Applicable international law
- Article 2(4) of the UN Charter prohibits the threat or use of force against the territorial integrity or political independence of any state, allowing force only in narrow circumstances.
- Two generally recognized exceptions are: (a) authorisation by the UN Security Council under Chapter VII, and (b) self‑defence under Article 51 in response to an armed attack, subject to necessity and proportionality.
- Use of force may also be lawful if the territorial state’s lawful government clearly consents, but such consent must be valid, prior, and attributable to a government exercising effective authority.
Legality of the US action
- There was no Security Council resolution authorising military force against Venezuela, and UN officials have warned that the operation risks setting a dangerous precedent.
- Venezuela has not mounted an armed attack against the US, and experts argue that narcotics‑related criminality and contested “narco‑terrorism” allegations do not meet the Article 51 armed‑attack threshold for self‑defence.

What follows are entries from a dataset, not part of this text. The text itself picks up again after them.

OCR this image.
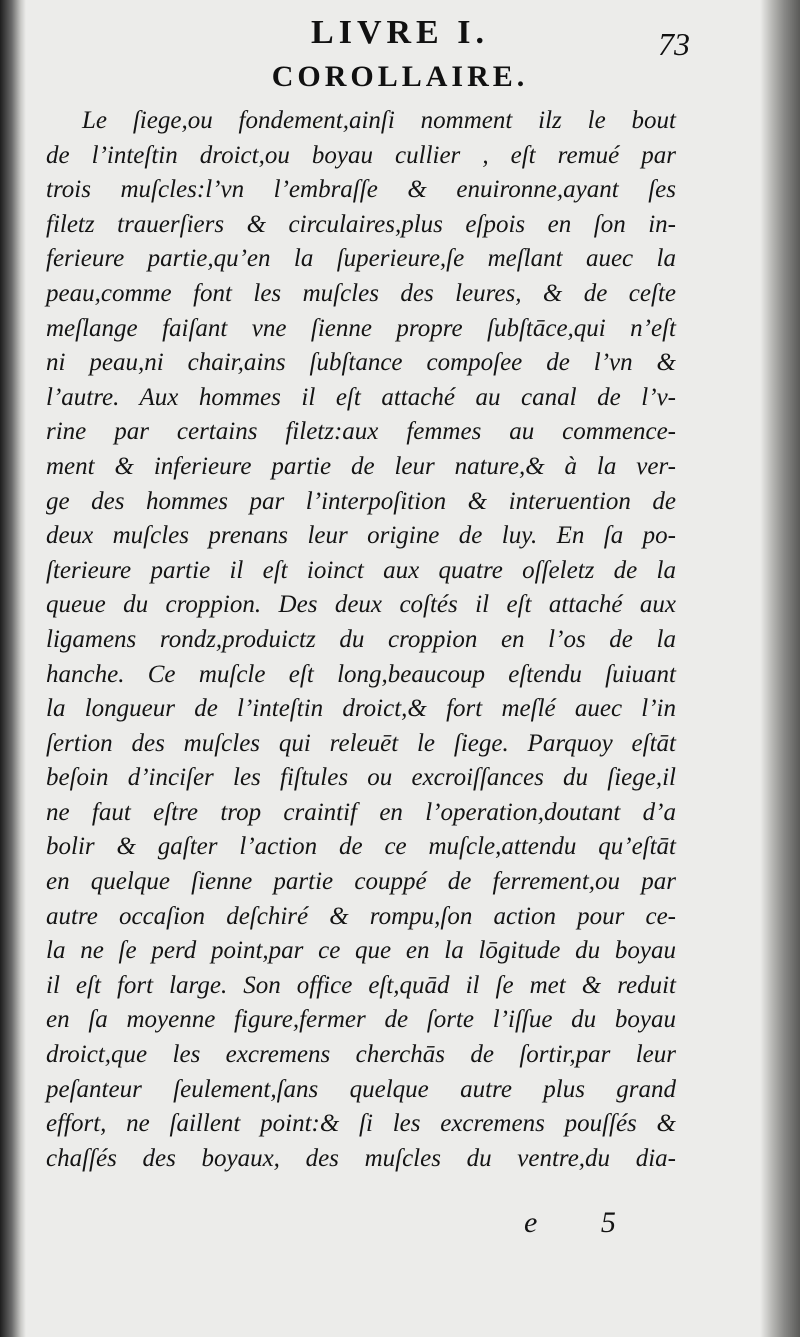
LIVRE I.	73
COROLLAIRE.
Le ſiege,ou fondement,ainſi nomment ilz le bout
de l’inteſtin droict,ou boyau cullier , eſt remué par
trois muſcles:l’vn l’embraſſe & enuironne,ayant ſes
filetz trauerſiers & circulaires,plus eſpois en ſon in-
ferieure partie,qu’en la ſuperieure,ſe meſlant auec la
peau,comme font les muſcles des leures, & de ceſte
meſlange faiſant vne ſienne propre ſubſtāce,qui n’eſt
ni peau,ni chair,ains ſubſtance compoſee de l’vn &
l’autre. Aux hommes il eſt attaché au canal de l’v-
rine par certains filetz:aux femmes au commence-
ment & inferieure partie de leur nature,& à la ver-
ge des hommes par l’interpoſition & interuention de
deux muſcles prenans leur origine de luy. En ſa po-
ſterieure partie il eſt ioinct aux quatre oſſeletz de la
queue du croppion. Des deux coſtés il eſt attaché aux
ligamens rondz,produictz du croppion en l’os de la
hanche. Ce muſcle eſt long,beaucoup eſtendu ſuiuant
la longueur de l’inteſtin droict,& fort meſlé auec l’in
ſertion des muſcles qui releuēt le ſiege. Parquoy eſtāt
beſoin d’inciſer les fiſtules ou excroiſſances du ſiege,il
ne faut eſtre trop craintif en l’operation,doutant d’a
bolir & gaſter l’action de ce muſcle,attendu qu’eſtāt
en quelque ſienne partie couppé de ferrement,ou par
autre occaſion deſchiré & rompu,ſon action pour ce-
la ne ſe perd point,par ce que en la lōgitude du boyau
il eſt fort large. Son office eſt,quād il ſe met & reduit
en ſa moyenne figure,fermer de ſorte l’iſſue du boyau
droict,que les excremens cherchās de ſortir,par leur
peſanteur ſeulement,ſans quelque autre plus grand
effort, ne ſaillent point:& ſi les excremens pouſſés &
chaſſés des boyaux, des muſcles du ventre,du dia-
e 5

- Many commentators stress that “fighting drug trafficking” or “restoring democracy” are not recognised grounds for unilateral military action and that the attempted reliance on law‑enforcement or “unwilling or unable” doctrines cannot lawfully bypass the Charter’s strict limits.
Overall assessment under international law
- Leading scholarly commentary therefore characterises the US attack and cross‑border abduction of Venezuela’s sitting president as a flagrant breach of Venezuela’s sovereignty and an unlawful use of force under Article 2(4).
- The operation is said to undermine the credibility of the post‑1945 anti‑aggression norm by stretching self‑defence and security rationales beyond their accepted legal boundaries, reviving concerns about power‑based rather than rule‑based intervention.